I previously developed the history and roles of major cities like Cyrene, Apollonia, and Ptolemais, so, this time, I’ll concentrate on Arsinoe or Taucheira (modern Tocra) and Euesperides or Berenice (near modern Benghazi) to make the story complete although I have not personally visited these sites.

Ancient Taucheira lies 70 km to the east of Benghazi and was probably the smallest city of the Pentapolis. It was founded by colonists from Cyrene not too long after Cyrene’s own foundation. It was Ptolemy II Philadelphus who changed the city’s name into Arsinoe after his sister and wife. Unfortunately, Justinian gave orders to build a new wall around the city for which stones from earlier constructions were used – in accordance with the typical Byzantine fashion. As a result, not many ruins are left to see although the general layout is still recognizable in spite of the overgrowth. A good viewpoint is the tower erected by the Italians who occupied Libya early last century.

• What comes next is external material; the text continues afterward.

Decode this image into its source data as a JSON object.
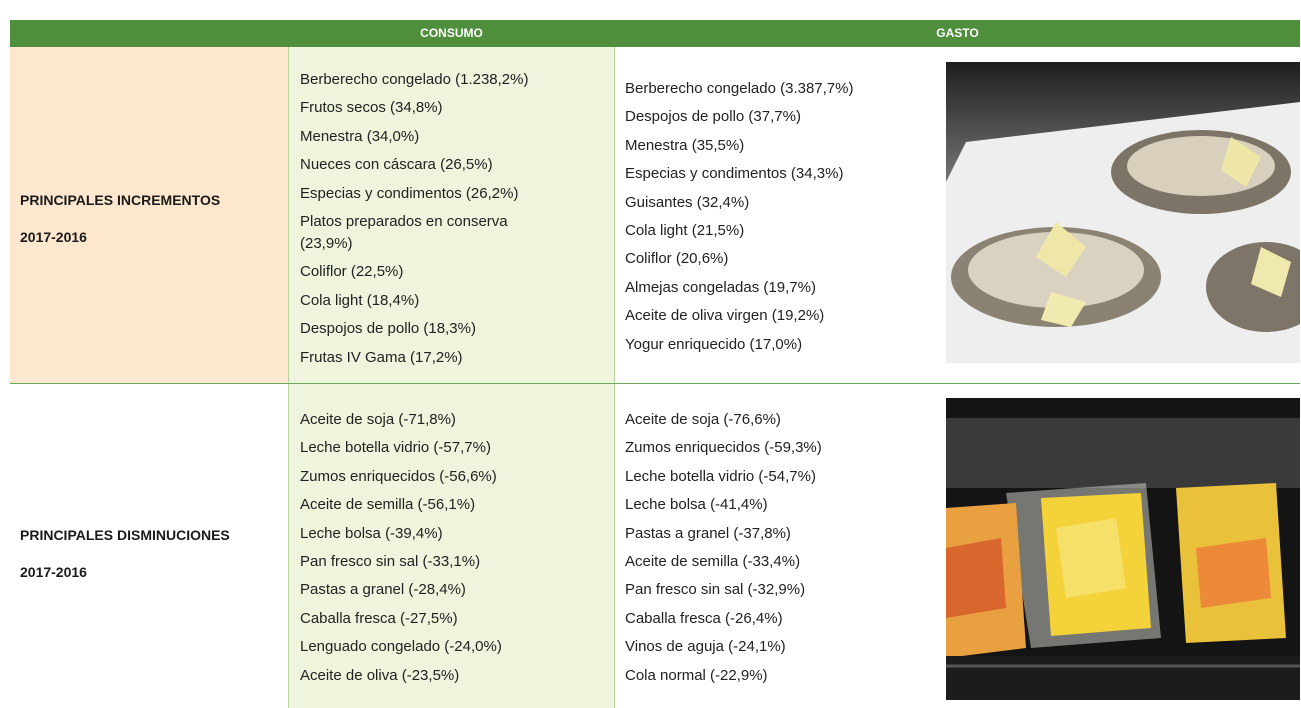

Euesperides, on the other hand, was founded around 525 BC, probably by people from Cyrene or from Barca, on an edge of the lagoon opening towards the sea. The name Euesperides is thought to refer to the mythological gardens of Hesperides. After Ptolemy III married Berenice, the daughter of the governor of Cyrene in 246 BC, the city was named Berenice after his wife. But that was not enough in Ptolemy’s eyes for he moved the entire city to the present location of Benghazi, although the move may have been triggered by the silting up of the lagoon.

The oldest coins minted in Euesperides are from 480 BC and carry an engraving of Delphi with on the reverse a picture of the now disappeared silphium plant. This is a sign that the city enjoyed a certain independence from Cyrene at the time. The constitution of Euesperides was similar to that of Cyrene, meaning that it was ruled by a board of chief magistrates and a council of elders.

After the death of Alexander the Great, the city knew uncertain times and even the Ptolemaic dynasty was not able to keep a true hold on the Pentapolis. It later became a bishopry and was taken by the Ottomans in 1540. Modern Benghazi is built right on top of Ptolemy’s city, meaning that there is only a slim chance to find any tangible remains from antiquity.